German right-wing terror cell was planning attacks on six mosques

The members of a suspected right-wing terrorist organization who were arrested in Germany last week were planning to attack six mosques in smaller cities, security sources told dpa.

Their plans are considered a “particularly serious case,” the sources said, also because the men – who allegedly got to know each other in a Telegram chat group and only met twice – were ready to act quickly.

One of the men was allegedly assigned the job of procuring weapons. Axes, swords and firearms were among the weapons that were found during raids on Friday, security sources said.

Following the raids in six German state, arrest warrants were issued against 12 men – four suspected of being part of the main group and eight suspected of providing support.
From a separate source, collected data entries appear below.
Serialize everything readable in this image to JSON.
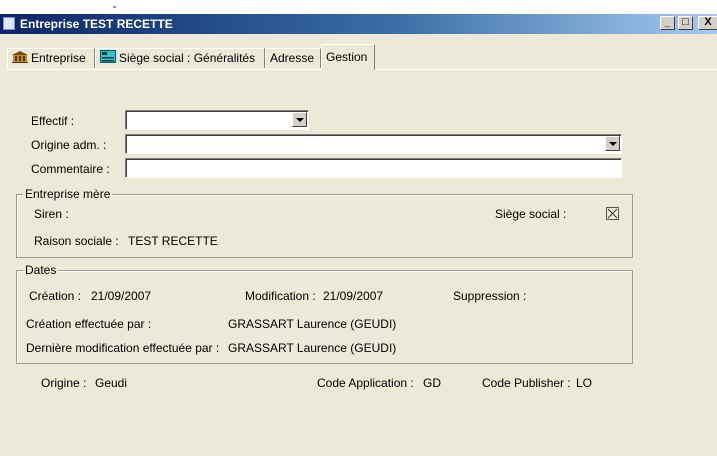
{
  "window": {
    "title": "Entreprise TEST RECETTE",
    "buttons": {
      "minimize": "_",
      "restore": "□",
      "close": "X"
    }
  },
  "tabs": [
    {
      "label": "Entreprise",
      "icon": "building-icon",
      "active": false
    },
    {
      "label": "Siège social : Généralités",
      "icon": "office-icon",
      "active": false
    },
    {
      "label": "Adresse",
      "active": false
    },
    {
      "label": "Gestion",
      "active": true
    }
  ],
  "form": {
    "effectif": {
      "label": "Effectif :",
      "value": ""
    },
    "origine_adm": {
      "label": "Origine adm. :",
      "value": ""
    },
    "commentaire": {
      "label": "Commentaire :",
      "value": ""
    }
  },
  "entreprise_mere": {
    "title": "Entreprise mère",
    "siren_label": "Siren :",
    "siren_value": "",
    "siege_label": "Siège social :",
    "siege_checked": true,
    "raison_label": "Raison sociale :",
    "raison_value": "TEST RECETTE"
  },
  "dates": {
    "title": "Dates",
    "creation_label": "Création :",
    "creation_value": "21/09/2007",
    "modification_label": "Modification :",
    "modification_value": "21/09/2007",
    "suppression_label": "Suppression :",
    "suppression_value": "",
    "created_by_label": "Création effectuée par :",
    "created_by_value": "GRASSART Laurence (GEUDI)",
    "modified_by_label": "Dernière modification effectuée par :",
    "modified_by_value": "GRASSART Laurence (GEUDI)"
  },
  "footer": {
    "origine_label": "Origine :",
    "origine_value": "Geudi",
    "code_app_label": "Code Application :",
    "code_app_value": "GD",
    "code_pub_label": "Code Publisher :",
    "code_pub_value": "LO"
  },
  "colors": {
    "titlebar_start": "#0a246a",
    "titlebar_end": "#a6caf0",
    "face": "#ece9d8"
  }
}
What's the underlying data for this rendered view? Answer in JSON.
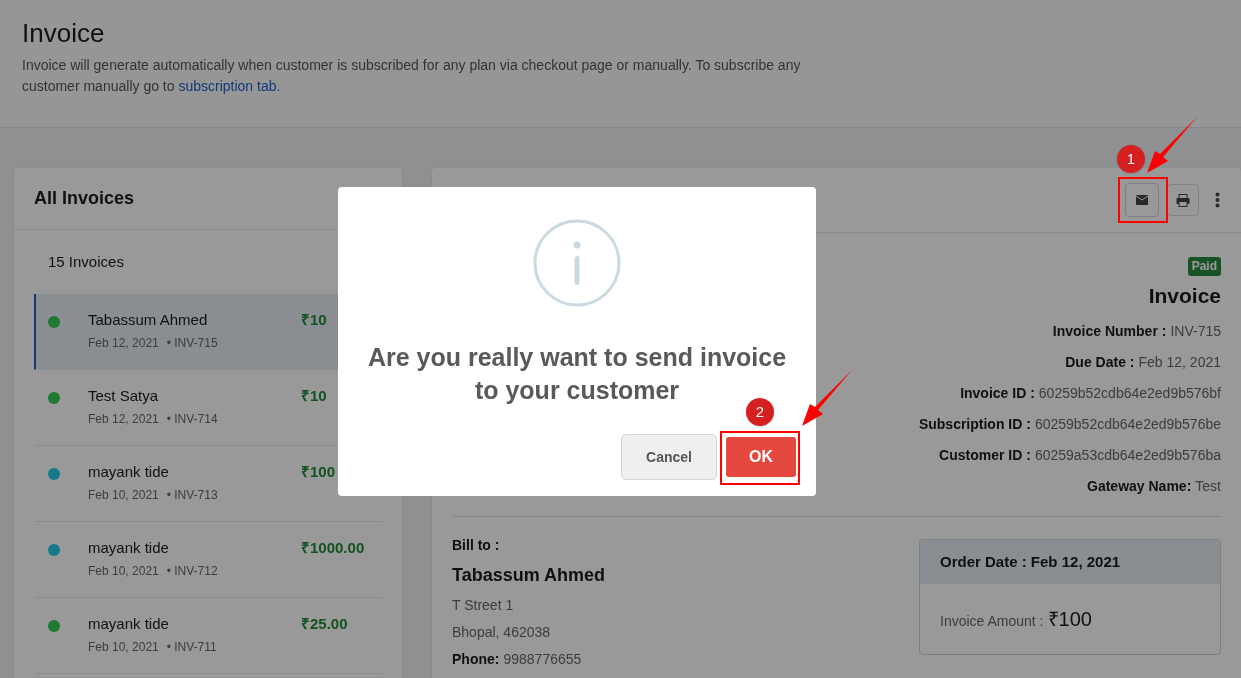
{
  "page": {
    "title": "Invoice",
    "description": "Invoice will generate automatically when customer is subscribed for any plan via checkout page or manually. To subscribe any customer manually go to ",
    "link": "subscription tab."
  },
  "invoice_list": {
    "title": "All Invoices",
    "count": "15 Invoices",
    "items": [
      {
        "name": "Tabassum Ahmed",
        "date": "Feb 12, 2021",
        "number": "• INV-715",
        "amount": "₹10",
        "color": "#1f7a31",
        "selected": true
      },
      {
        "name": "Test Satya",
        "date": "Feb 12, 2021",
        "number": "• INV-714",
        "amount": "₹10",
        "color": "#1f7a31",
        "selected": false
      },
      {
        "name": "mayank tide",
        "date": "Feb 10, 2021",
        "number": "• INV-713",
        "amount": "₹100",
        "color": "#167987",
        "selected": false
      },
      {
        "name": "mayank tide",
        "date": "Feb 10, 2021",
        "number": "• INV-712",
        "amount": "₹1000.00",
        "color": "#167987",
        "selected": false
      },
      {
        "name": "mayank tide",
        "date": "Feb 10, 2021",
        "number": "• INV-711",
        "amount": "₹25.00",
        "color": "#1f7a31",
        "selected": false
      }
    ]
  },
  "invoice_detail": {
    "status": "Paid",
    "title": "Invoice",
    "fields": [
      {
        "label": "Invoice Number :",
        "value": "INV-715"
      },
      {
        "label": "Due Date :",
        "value": "Feb 12, 2021"
      },
      {
        "label": "Invoice ID :",
        "value": "60259b52cdb64e2ed9b576bf"
      },
      {
        "label": "Subscription ID :",
        "value": "60259b52cdb64e2ed9b576be"
      },
      {
        "label": "Customer ID :",
        "value": "60259a53cdb64e2ed9b576ba"
      },
      {
        "label": "Gateway Name:",
        "value": "Test"
      }
    ],
    "bill_to": {
      "label": "Bill to :",
      "name": "Tabassum Ahmed",
      "lines": [
        "T Street 1",
        "Bhopal, 462038"
      ],
      "phone_label": "Phone:",
      "phone": "9988776655"
    },
    "order": {
      "date": "Order Date : Feb 12, 2021",
      "amount_label": "Invoice Amount :",
      "amount": "₹100"
    }
  },
  "dialog": {
    "message": "Are you really want to send invoice to your customer",
    "cancel": "Cancel",
    "ok": "OK"
  },
  "annotations": [
    {
      "label": "1"
    },
    {
      "label": "2"
    }
  ]
}
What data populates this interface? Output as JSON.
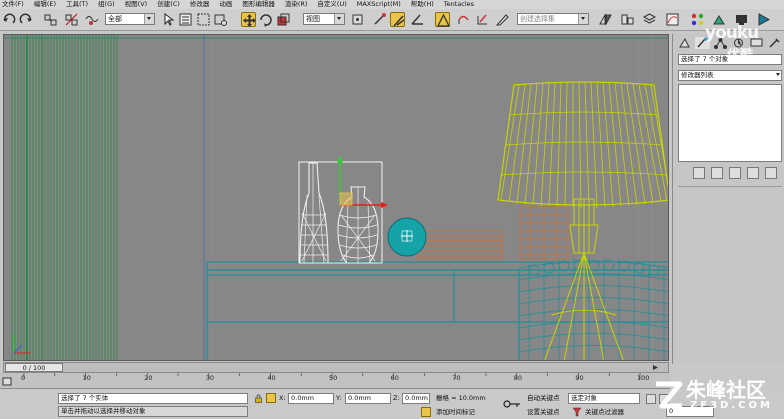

They remain in custody.

The meetings were coordinated by a man identified under German privacy laws only as Werner S, 32, from the Bavarian city of Augsburg.

The group, called “Group S” by investigators, is believed to have planned attacks on politicians, asylum seekers and Muslims to cause “civil war-like conditions” and thus destabilize the social order.

Germany’s intelligence services believes there are currently around 12,700 violent right-wing extremists in the country.

Fifty-three of them are classified as posing a threat to public safety. The police believes they are capable of carrying out anything from serious acts of violence to terrorist attacks.

The plans of “Group S” have similarities with those of the far-right terrorist organization “Revolution Chemnitz,” whose members were arrested in October 2018 for planning to subvert the German state by carrying out violent, armed attacks.